Homomorphic images of $p$-adic integers

Question

Let $J_p$ be the additive group of $p$-adic integers for a fixed prime $p$. I would like to know if the structure of its homomorphic images is known. In particular, if $J_p/N$ is a homomorphic image with finite exponent, is $J_p/N$ also finite?

Answer 1

The structure of quotients of $\mathbf{Z}_p$ (as abstract group) is surprisingly restricted:

1) one has $\mathbf{Z}_p$ itself

2) every proper quotient $\mathbf{Z}_p/H$ decomposes canonically as direct product $T\times A$, where $T$ is its torsion subgroup, which is cyclic of $p$-power order, and its divisible subgroup $A$. Every divisible abelian group $A$ of cardinal $\le 2^{\aleph_0}$ can be obtained this way. $T$ is simply the Hausdorff quotient, namely the quotient by the closure of $H$. We have $A=0$ $\Leftrightarrow$ $H$ is closed $\Leftrightarrow$ $H$ is open.

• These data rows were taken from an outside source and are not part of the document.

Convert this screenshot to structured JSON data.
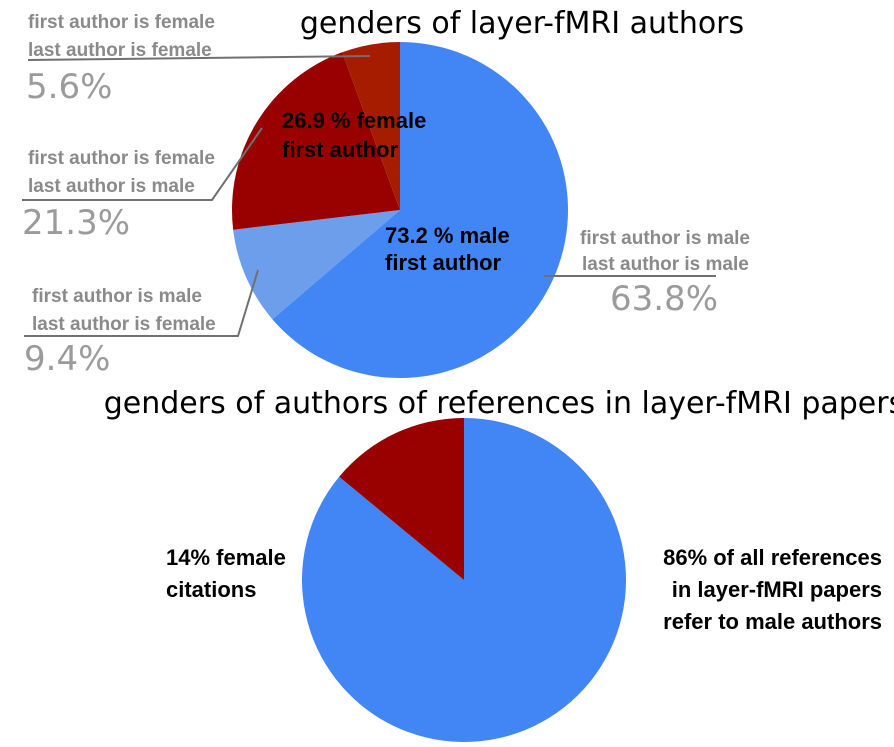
{
  "chart_data": [
    {
      "type": "pie",
      "title": "genders of layer-fMRI authors",
      "slices": [
        {
          "label_line1": "first author is male",
          "label_line2": "last author is male",
          "value_text": "63.8%",
          "value": 63.8,
          "color": "#4285f4"
        },
        {
          "label_line1": "first author is male",
          "label_line2": "last author is female",
          "value_text": "9.4%",
          "value": 9.4,
          "color": "#6d9eeb"
        },
        {
          "label_line1": "first author is female",
          "label_line2": "last author is male",
          "value_text": "21.3%",
          "value": 21.3,
          "color": "#990000"
        },
        {
          "label_line1": "first author is female",
          "label_line2": "last author is female",
          "value_text": "5.6%",
          "value": 5.6,
          "color": "#a61c00"
        }
      ],
      "annotations": {
        "female_line1": "26.9 % female",
        "female_line2": "first author",
        "male_line1": "73.2 % male",
        "male_line2": "first author"
      }
    },
    {
      "type": "pie",
      "title": "genders of authors of references in layer-fMRI papers",
      "slices": [
        {
          "value": 86,
          "color": "#4285f4"
        },
        {
          "value": 14,
          "color": "#990000"
        }
      ],
      "annotations": {
        "female_line1": "14% female",
        "female_line2": "citations",
        "male_line1": "86% of all references",
        "male_line2": "in layer-fMRI papers",
        "male_line3": "refer to male authors"
      }
    }
  ]
}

A corollary is the answer to your second question: the only quotients of finite exponent are the finite ones.

---

To show this, start with the observation that for every prime $\ell\neq p$, $\mathbf{Z}_p$ is $\ell$-divisible (multiplication by $\ell$ is surjective), and this passes to its quotients.

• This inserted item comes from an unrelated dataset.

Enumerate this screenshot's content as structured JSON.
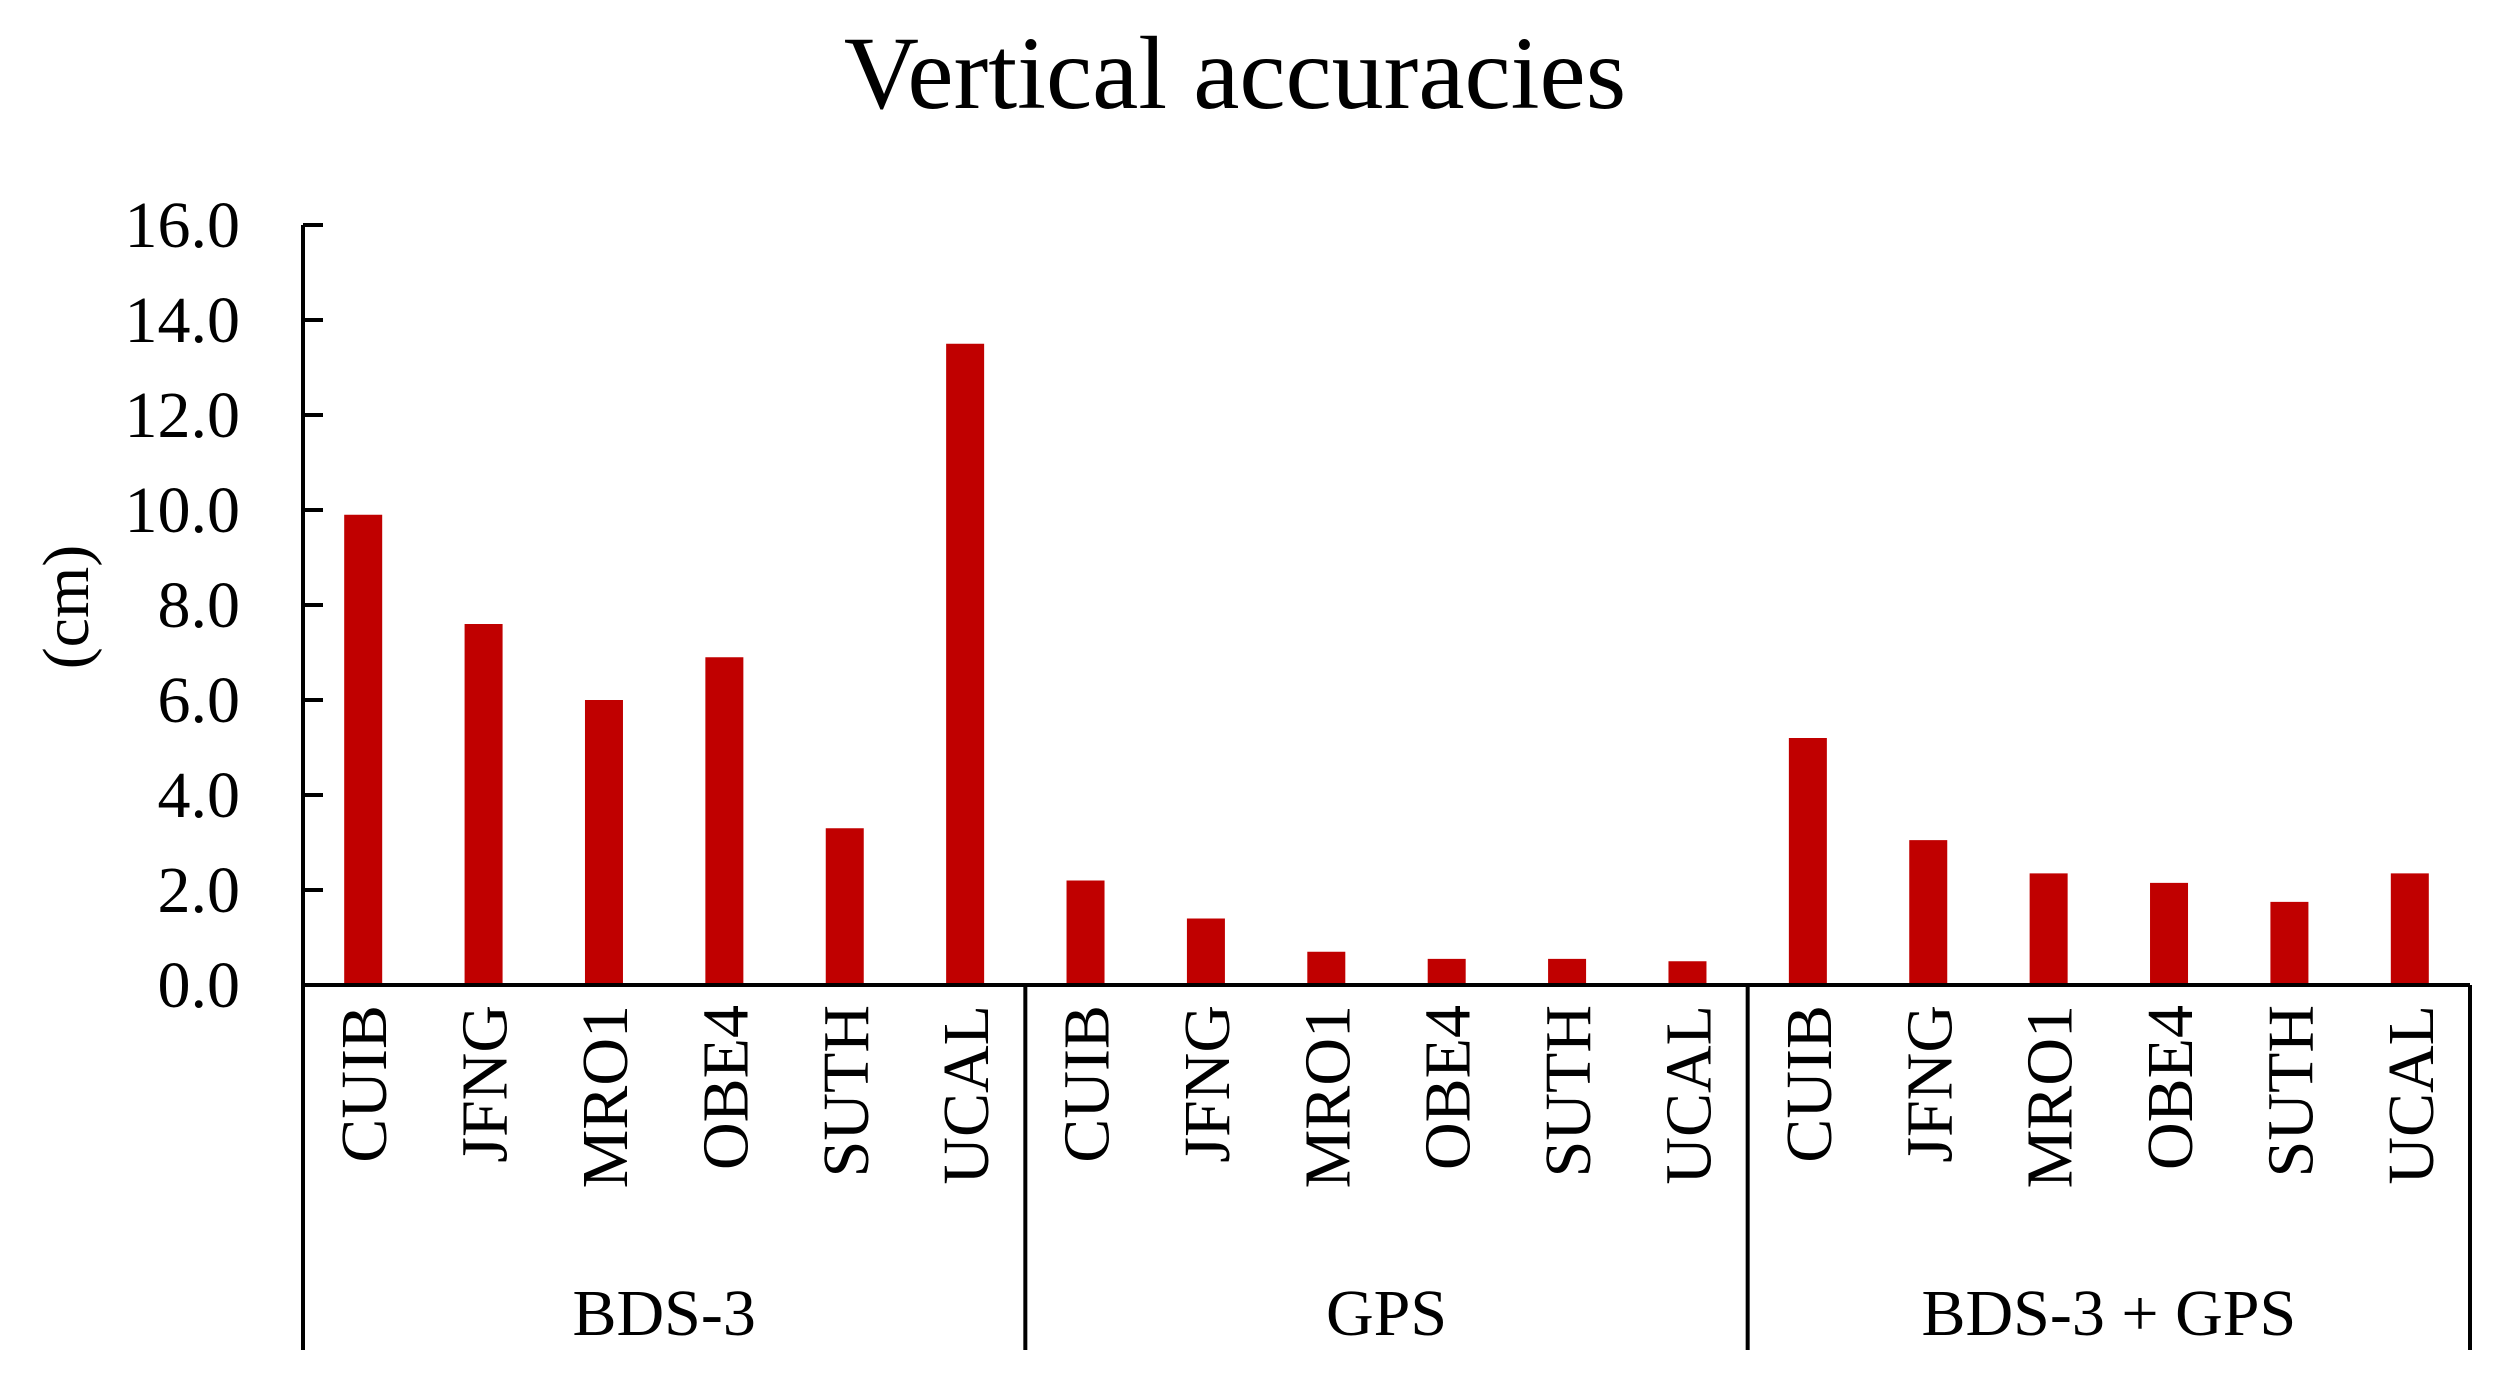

Start now when $H$ is dense. Since $p\mathbf{Z}_p$ is open, we have $p\mathbf{Z}_p+H=\mathbf{Z}_p$. This means that $p(\mathbf{Z}_p/H)=\mathbf{Z}_p/H$. Hence $\mathbf{Z}_p/H$ is $\ell$-divisible for every prime $\ell$, and hence divisible. The structure of divisible abelian groups is simple: a direct sum of indecomposable ones, and the indecomposable ones are $\mathbf{Q}$ and the quasi-cyclic (or Prüfer) groups $\mathbf{Q}/\mathbf{Z}_{(p)}$. In particular the divisible abelian groups of cardinal $\le\kappa$, for any infinite cardinal $\kappa$, are the quotients of $\mathbf{Q}^{(\kappa)}$, a $\mathbf{Q}$-vector space of dimension $\kappa$. Now $\mathbf{Q}_p/\mathbf{Z}$ being torsion-free, divisible of cardinal $2^{\aleph_0}$, it is isomorphic to $\mathbf{Q}^{(2^{\aleph_0})}$. So we obtain all others as quotients.

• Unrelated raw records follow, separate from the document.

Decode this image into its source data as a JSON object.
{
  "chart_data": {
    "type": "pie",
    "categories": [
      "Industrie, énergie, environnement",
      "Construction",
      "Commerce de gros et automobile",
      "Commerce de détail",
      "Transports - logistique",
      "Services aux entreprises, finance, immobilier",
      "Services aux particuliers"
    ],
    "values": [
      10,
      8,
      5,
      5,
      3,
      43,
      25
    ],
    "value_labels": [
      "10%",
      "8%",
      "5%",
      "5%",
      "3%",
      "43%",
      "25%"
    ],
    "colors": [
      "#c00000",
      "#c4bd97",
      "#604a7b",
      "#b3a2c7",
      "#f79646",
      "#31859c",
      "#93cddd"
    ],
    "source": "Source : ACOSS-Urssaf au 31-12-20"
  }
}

When $H$ is not necessarily dense (but nonzero), $\mathbf{Z}_p/H$ has the subgroup of finite index $\bar{H}/H$, which is divisible. Since every divisible subgroup of an abelian group is a direct summand, we obtain the required decomposition. Here the direct factor is the Hausdorff quotient, which is cyclic of $p$-power order.

---

Added: Here's a corollary: every torsion-free quotient $Q$ of $\hat{\mathbf{Z}}$ of cardinal $<2^{\aleph_0}$ is divisible (i.e., isomorphic to some vector space over $\mathbf{Q}$).

Indeed, let $I$ be the image of $\bigoplus_p\mathbf{Z}_p$. By the above, $I$ is divisible. Since $\hat{\mathbf{Z}}/(\bigoplus_p\mathbf{Z}_p)$ is divisible, $Q/I$ is also divisible.